月の笑顔
朝の光はまだ柔らかく、空気には夜の名残が漂っていた。
森の奥には薄い霧が立ち込め、木々の間を静かに揺れている。
イチは弓を背負い、腰には小さなナイフを差し、猟に出る準備を整えていた。
家の中では、ツキがポッドの中で静かに眠っている。
彼女の寝息は規則的で、まるで機械のように正確だったが、その白く透き通る肌は、どこか人間らしい温もりを感じさせた。
イチはポッドに目をやりながら、声をかける。
「今日は猟に出る。くれぐれも外には出るなよ」
ツキはまどろみの中で「うん」とだけ答えた。その声はかすかに揺れていて、夢の中にいるようだった。
イチは家を出て、森へと向かった。
誰も足を踏み入れない奥地まで進み、彼は手裏剣の訓練を始める。
木々の間を縫うように、鋭く放たれる刃。風を切る音が耳を打ち、的に突き刺さる感触が手に伝わる。
集中しようとするほど、ツキのことが頭をよぎる。
あのポッドは何なのか。彼女はどこから来たのか。なぜ、あの夜に現れたのか。
訓練を終え、猟もそこそこに切り上げたイチは、落ち着かない気持ちを抱えながら村へと戻った。

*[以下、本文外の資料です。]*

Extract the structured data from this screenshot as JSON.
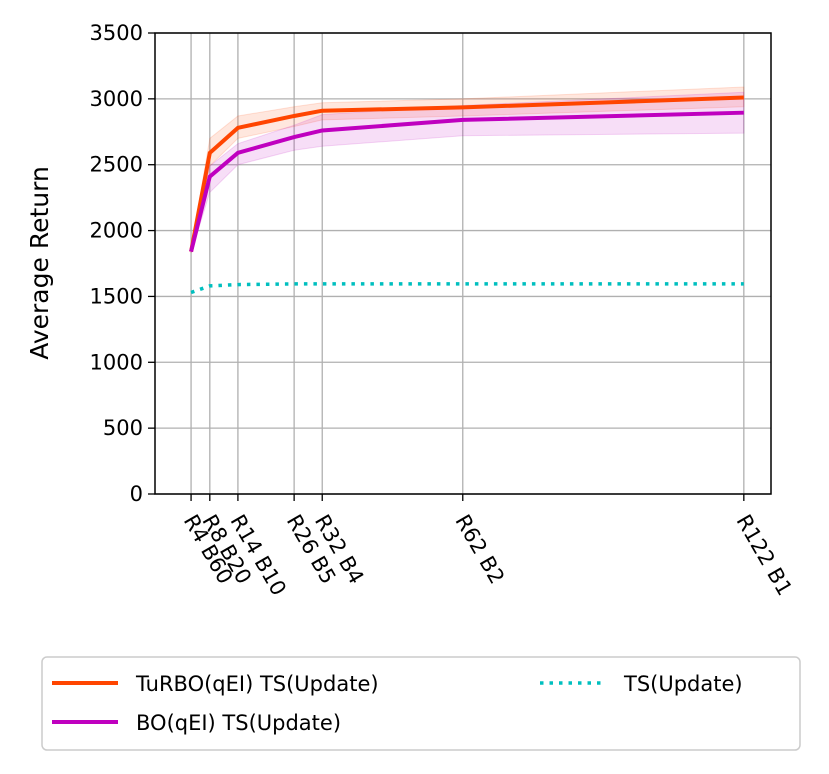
{
  "chart_data": {
    "type": "line",
    "y_label": "Average Return",
    "x": [
      4,
      8,
      14,
      26,
      32,
      62,
      122
    ],
    "xlim": [
      -3.7,
      127.8
    ],
    "xticks": [
      {
        "value": 4,
        "label": "R4 B60"
      },
      {
        "value": 8,
        "label": "R8 B20"
      },
      {
        "value": 14,
        "label": "R14 B10"
      },
      {
        "value": 26,
        "label": "R26 B5"
      },
      {
        "value": 32,
        "label": "R32 B4"
      },
      {
        "value": 62,
        "label": "R62 B2"
      },
      {
        "value": 122,
        "label": "R122 B1"
      }
    ],
    "ylim": [
      0,
      3500
    ],
    "yticks": [
      0,
      500,
      1000,
      1500,
      2000,
      2500,
      3000,
      3500
    ],
    "grid": true,
    "legend": "bottom",
    "series": [
      {
        "name": "TuRBO(qEI) TS(Update)",
        "color": "#ff4500",
        "style": "solid",
        "values": [
          1840,
          2590,
          2780,
          2870,
          2910,
          2935,
          3010
        ],
        "lower": [
          1830,
          2490,
          2700,
          2790,
          2840,
          2870,
          2940
        ],
        "upper": [
          1850,
          2700,
          2870,
          2940,
          2970,
          3000,
          3090
        ]
      },
      {
        "name": "BO(qEI) TS(Update)",
        "color": "#bf00bf",
        "style": "solid",
        "values": [
          1840,
          2410,
          2590,
          2710,
          2760,
          2840,
          2895
        ],
        "lower": [
          1830,
          2290,
          2500,
          2610,
          2640,
          2720,
          2740
        ],
        "upper": [
          1850,
          2490,
          2660,
          2800,
          2880,
          2950,
          3050
        ]
      },
      {
        "name": "TS(Update)",
        "color": "#00bfbf",
        "style": "dotted",
        "values": [
          1530,
          1580,
          1590,
          1595,
          1595,
          1595,
          1595
        ]
      }
    ]
  }
}
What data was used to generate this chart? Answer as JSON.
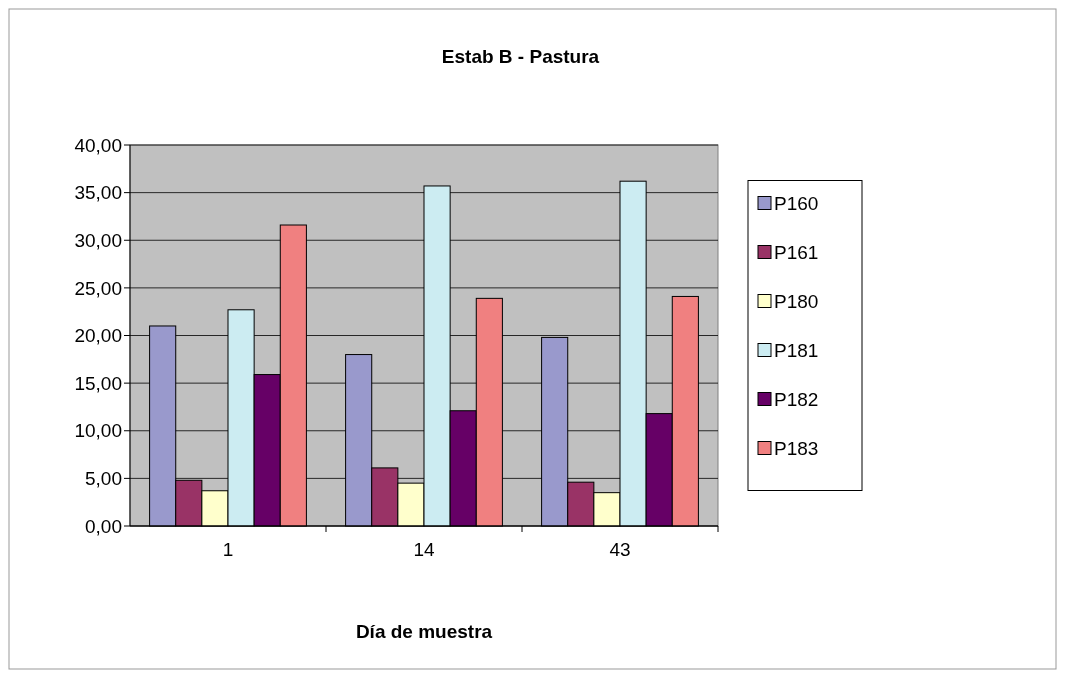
{
  "chart_data": {
    "type": "bar",
    "title": "Estab B - Pastura",
    "xlabel": "Día de muestra",
    "categories": [
      "1",
      "14",
      "43"
    ],
    "series": [
      {
        "name": "P160",
        "color": "#9999cc",
        "values": [
          21.0,
          18.0,
          19.8
        ]
      },
      {
        "name": "P161",
        "color": "#993366",
        "values": [
          4.8,
          6.1,
          4.6
        ]
      },
      {
        "name": "P180",
        "color": "#ffffcc",
        "values": [
          3.7,
          4.5,
          3.5
        ]
      },
      {
        "name": "P181",
        "color": "#ccecf2",
        "values": [
          22.7,
          35.7,
          36.2
        ]
      },
      {
        "name": "P182",
        "color": "#660066",
        "values": [
          15.9,
          12.1,
          11.8
        ]
      },
      {
        "name": "P183",
        "color": "#f08080",
        "values": [
          31.6,
          23.9,
          24.1
        ]
      }
    ],
    "ylim": [
      0,
      40
    ],
    "yticks": [
      {
        "value": 0,
        "label": "0,00"
      },
      {
        "value": 5,
        "label": "5,00"
      },
      {
        "value": 10,
        "label": "10,00"
      },
      {
        "value": 15,
        "label": "15,00"
      },
      {
        "value": 20,
        "label": "20,00"
      },
      {
        "value": 25,
        "label": "25,00"
      },
      {
        "value": 30,
        "label": "30,00"
      },
      {
        "value": 35,
        "label": "35,00"
      },
      {
        "value": 40,
        "label": "40,00"
      }
    ],
    "grid": "y",
    "legend": "right"
  }
}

村の入り口に差しかかると、いつもは静かな広場に人だかりができていた。
ざわめきが風に乗って耳に届く。
中心に立っていたのは、見覚えのある白い髪の女性——ツキだった。
「イチ〜!」
ツキが満面の笑みで手を振っている。
その笑顔は、まるで太陽のように明るく、周囲の空気を一瞬で変えてしまう力があった。
村人たちは彼女を囲み、口々に言う。
「お〜イチ、こんな綺麗な嫁さんどこで見つけたんだい?」
「いや〜、べっぴんさんだねぇ。まるで月の精みたいだ」
「おいおいイチ!なんで俺に言わない!」
幼なじみのキジマルが、笑いながらイチの首に腕を回してくる。イチは慌てて振りほどきながら言った。
「やめろ、これにはわけがあって…」
顔を赤らめながら、イチはツキの元へ駆け寄った。彼女は両手でイチの腕をぎゅっと掴み、いたずらっぽく笑う。
「えへへへ」
その笑顔は、まるで何もかも計算済みのようで、イチは言葉を失った。
ツキの瞳は澄んでいて、どこか遠くを見ているようでもあり、今この瞬間を楽しんでいるようでもあった。
村人たちはその様子を笑いながら見守り、どこか祝福するような空気が漂っていた。
誰もが、ツキの存在を自然に受け入れているようだった。
イチはため息をつきながらも、心の奥でほんの少し、ツキの存在が自分の生活に入り込んできたことを受け入れ始めていた。
彼女の笑顔は、まるで夜明けの月のように静かで、そして確かにそこにあった。